Memory manufacturer Micron recently announced the launch of the world's first solid-state drive based on the PCIe 6.0 protocol. This solid-state drive is the Micron 9650 NVMe SSD. Obviously, this is also a high-performance product specially built for data centers by Micron. The PCIe 6.0 protocol has been officially released as early as 2022. However, due to technical thresholds such as controller design, signal integrity, and platform support, the relevant final products will not be officially mass-produced until 2026. Micron's 9650 also announced that the PCIe 6.0 solid-state drive is officially commercially available.

This SSD is mainly about improving performance, with sequential read speeds of up to 28GB/sec (PCIe 5.0 SSDs typically run at 14GB/sec) and sequential write speeds of up to 14GB/sec (PCIe 5.0 SSDs typically run at 10GB/sec).
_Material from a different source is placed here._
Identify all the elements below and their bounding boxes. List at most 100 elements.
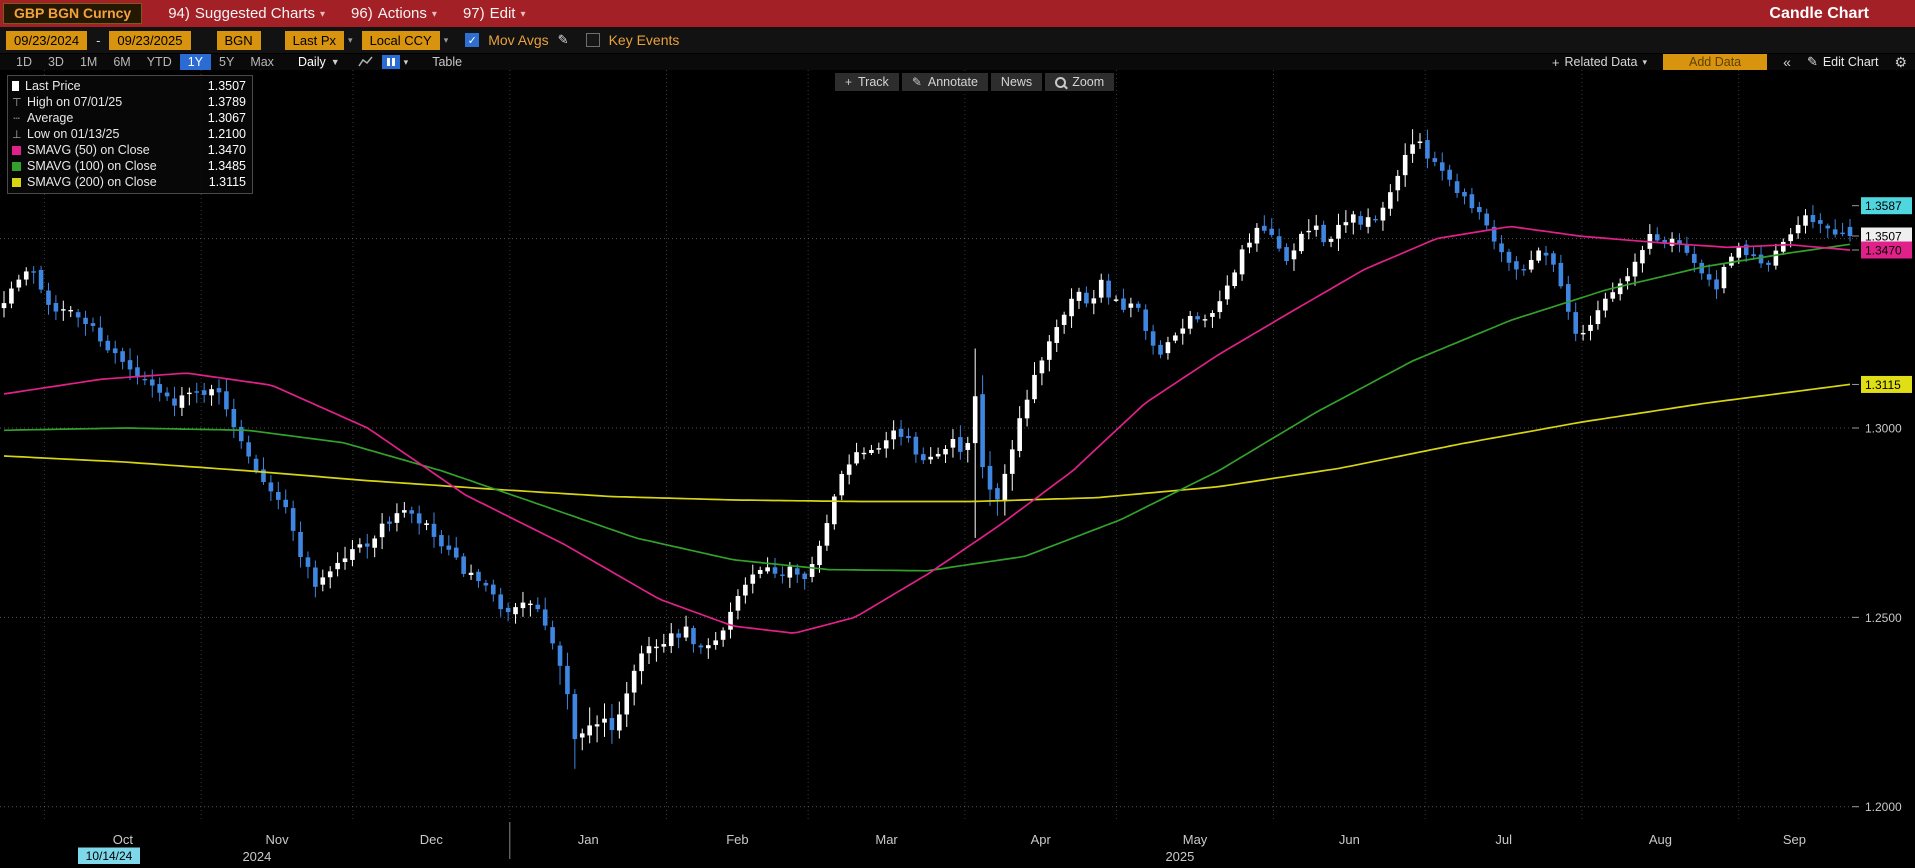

In terms of random read and write performance, the PCIe 6.0 protocol is also much improved compared to the PCIe 5.0 protocol. The random read performance of the Micron 9650 is 5.5 million IOPS and the random write performance is 900,000 IOPS, which are 67% and 22% higher than the previous generation products.

The significance of performance improvement is not just about the numbers themselves. Large language models need to continuously load massive parameters and context data from storage devices during training and inference. Long context models and the Retrieval Enhanced Generation (RAG) architecture also require storage devices to respond to queries quickly and intensively.

Therefore, the Micron 9650 solid-state drive based on the PCIe 6.0 protocol can eliminate the I/O bottleneck between GPU computing and data throughput, which should help significantly improve the performance of large language models, that is, it can respond faster and provide higher concurrency.

In terms of power consumption, the Micron 9650 SSD has a maximum power consumption of 25W, which is similar to the power consumption of the previous generation of data center-grade SSDs, but its performance per watt is significantly improved. With the same power consumption, its read performance is doubled, which helps data centers improve overall computing efficiency in power-constrained environments.

Micron also provides air-cooling and liquid-cooling heat dissipation solutions for the 9650. That is, the temperature of the controller and chip of modern data center solid-state drives is very high due to their extremely high performance and high-frequency reading and writing. When the temperature reaches a certain threshold, frequency reduction may be triggered, so the liquid cooling solution can enhance heat dissipation to ensure that the solid-state drive can continue to provide stable performance.

In terms of specifications, since it is a solid-state drive for data centers, Micron 9650 only provides E1.S and E3.S specifications (both EDSFF specifications, with higher heat dissipation requirements), and does not provide U.2 specifications. However, perhaps Micron will also launch U.2 specifications in the future to help data center operators use existing hardware to quickly transform equipment to improve performance.

Unfortunately, PCIe 6.0 solid-state drives are currently mainly targeted at enterprises and data centers. It may take some time for home consumer-grade PCIe 6.0 solid-state drives to be launched, and the price of such solid-state drives may be very, very high.